The real differences between the two societies ran much deeper. The members of the Ethnological Society were, on the whole, inclined to believe that humans were shaped by their environment; when Charles Darwin published his theory of evolution by natural selection, they supported it. They also believed in monogenism and tended to be politically liberal, especially on matters related to race.

Hunt and his closest followers were, in contrast, vehemently anti-Darwinian and strong supporters of polygenism. They found the Ethnological Society's politics distasteful, and (for example) supported the Confederacy in the American Civil War. The issue that most sharply divided the two groups was the "Negro question." Hunt believed that Africans belonged to a different species than caucasians [the polygenecist view], that they were substantially and irredeemably inferior, and that slavery was the role for which they were best suited.

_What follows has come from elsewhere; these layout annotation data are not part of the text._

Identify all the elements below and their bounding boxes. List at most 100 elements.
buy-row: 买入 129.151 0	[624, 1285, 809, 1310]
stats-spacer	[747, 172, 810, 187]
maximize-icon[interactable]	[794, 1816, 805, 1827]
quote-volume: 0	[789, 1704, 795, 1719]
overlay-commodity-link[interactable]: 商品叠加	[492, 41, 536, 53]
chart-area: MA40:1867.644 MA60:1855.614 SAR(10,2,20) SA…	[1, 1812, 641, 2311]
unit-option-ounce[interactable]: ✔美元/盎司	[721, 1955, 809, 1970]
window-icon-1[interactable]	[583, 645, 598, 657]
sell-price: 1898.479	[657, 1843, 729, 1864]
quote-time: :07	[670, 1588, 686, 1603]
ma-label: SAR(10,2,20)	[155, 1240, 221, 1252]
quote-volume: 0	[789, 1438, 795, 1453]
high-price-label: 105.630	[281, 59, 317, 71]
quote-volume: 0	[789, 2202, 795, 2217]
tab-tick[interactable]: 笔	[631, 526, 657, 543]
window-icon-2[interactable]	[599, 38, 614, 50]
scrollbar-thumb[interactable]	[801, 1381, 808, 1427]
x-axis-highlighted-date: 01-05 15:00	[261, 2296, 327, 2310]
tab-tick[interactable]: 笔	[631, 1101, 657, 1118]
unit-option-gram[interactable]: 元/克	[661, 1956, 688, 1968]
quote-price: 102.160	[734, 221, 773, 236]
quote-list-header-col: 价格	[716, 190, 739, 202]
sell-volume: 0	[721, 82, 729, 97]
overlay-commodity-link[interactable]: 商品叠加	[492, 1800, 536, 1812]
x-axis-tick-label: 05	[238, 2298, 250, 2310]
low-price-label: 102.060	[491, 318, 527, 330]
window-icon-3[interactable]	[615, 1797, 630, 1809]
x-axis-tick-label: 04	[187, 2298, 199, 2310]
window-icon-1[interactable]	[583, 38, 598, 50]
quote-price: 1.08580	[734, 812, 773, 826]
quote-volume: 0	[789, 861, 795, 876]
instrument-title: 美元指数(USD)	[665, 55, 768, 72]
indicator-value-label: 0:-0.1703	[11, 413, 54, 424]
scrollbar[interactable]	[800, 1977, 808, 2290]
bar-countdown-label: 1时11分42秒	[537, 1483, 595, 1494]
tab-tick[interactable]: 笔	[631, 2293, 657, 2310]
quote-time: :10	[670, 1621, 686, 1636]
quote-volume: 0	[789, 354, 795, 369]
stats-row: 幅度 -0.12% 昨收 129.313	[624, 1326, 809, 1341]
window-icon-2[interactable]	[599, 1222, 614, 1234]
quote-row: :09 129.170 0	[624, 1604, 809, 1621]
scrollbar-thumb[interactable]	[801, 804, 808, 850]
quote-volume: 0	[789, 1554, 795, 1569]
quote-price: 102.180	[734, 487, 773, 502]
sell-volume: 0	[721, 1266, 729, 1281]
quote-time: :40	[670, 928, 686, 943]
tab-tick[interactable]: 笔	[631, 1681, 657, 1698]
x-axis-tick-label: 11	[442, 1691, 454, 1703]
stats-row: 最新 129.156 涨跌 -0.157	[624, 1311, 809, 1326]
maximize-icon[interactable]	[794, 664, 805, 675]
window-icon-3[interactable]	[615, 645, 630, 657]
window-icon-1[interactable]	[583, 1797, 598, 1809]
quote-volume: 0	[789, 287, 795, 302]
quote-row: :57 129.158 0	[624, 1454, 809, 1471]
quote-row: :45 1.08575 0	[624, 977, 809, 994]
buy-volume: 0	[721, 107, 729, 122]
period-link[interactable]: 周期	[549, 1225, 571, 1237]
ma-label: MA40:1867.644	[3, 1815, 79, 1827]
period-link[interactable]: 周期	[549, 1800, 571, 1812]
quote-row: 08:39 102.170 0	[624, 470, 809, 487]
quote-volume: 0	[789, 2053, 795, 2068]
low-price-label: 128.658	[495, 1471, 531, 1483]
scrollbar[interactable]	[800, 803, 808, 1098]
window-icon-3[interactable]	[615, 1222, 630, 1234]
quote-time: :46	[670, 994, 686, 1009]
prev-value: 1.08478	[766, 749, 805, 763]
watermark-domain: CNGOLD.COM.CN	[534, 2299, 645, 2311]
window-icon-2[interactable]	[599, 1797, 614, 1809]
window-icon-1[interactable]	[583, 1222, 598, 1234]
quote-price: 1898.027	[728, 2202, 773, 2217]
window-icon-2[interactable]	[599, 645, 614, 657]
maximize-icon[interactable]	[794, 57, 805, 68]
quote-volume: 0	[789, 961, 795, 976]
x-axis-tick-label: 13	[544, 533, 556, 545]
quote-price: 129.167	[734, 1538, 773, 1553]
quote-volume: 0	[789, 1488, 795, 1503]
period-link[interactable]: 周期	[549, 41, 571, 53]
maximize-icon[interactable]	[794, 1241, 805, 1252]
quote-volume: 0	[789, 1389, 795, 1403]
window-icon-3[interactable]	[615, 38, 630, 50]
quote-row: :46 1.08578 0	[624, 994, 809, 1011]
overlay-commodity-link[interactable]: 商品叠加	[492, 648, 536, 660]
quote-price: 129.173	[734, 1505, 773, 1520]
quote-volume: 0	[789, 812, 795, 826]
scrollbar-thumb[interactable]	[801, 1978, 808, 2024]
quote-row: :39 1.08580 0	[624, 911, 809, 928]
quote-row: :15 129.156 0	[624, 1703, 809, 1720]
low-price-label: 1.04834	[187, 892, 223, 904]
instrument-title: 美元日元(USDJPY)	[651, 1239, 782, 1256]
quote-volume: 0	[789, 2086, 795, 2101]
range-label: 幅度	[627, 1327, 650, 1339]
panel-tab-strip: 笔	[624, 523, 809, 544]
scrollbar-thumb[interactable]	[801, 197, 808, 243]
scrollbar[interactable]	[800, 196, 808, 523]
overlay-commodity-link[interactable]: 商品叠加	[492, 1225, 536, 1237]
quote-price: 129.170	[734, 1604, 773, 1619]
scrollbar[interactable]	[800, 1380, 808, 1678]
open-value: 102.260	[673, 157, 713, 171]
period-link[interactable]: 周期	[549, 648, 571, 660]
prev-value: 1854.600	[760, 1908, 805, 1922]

Though many leading members of the Ethnological Society can be said to be committed to Britain's attempts to stamp out the slave trade, many members also believed that though all humans were of a common descent (i.e., the "monogenecists" view)and that people of African descent were indeed human, Africans (and, indeed other peoples) were nonetheless incapable of "civilization" and thus best suited to labour (and, by inference, slavery). Most members generally agreed on the subsequent northern migration of the "superior" tribes of "caucasian" peoples.

The two societies co-existed warily for eight years, but merged in 1871 to form the Royal Anthropological Institute of Great Britain and Ireland.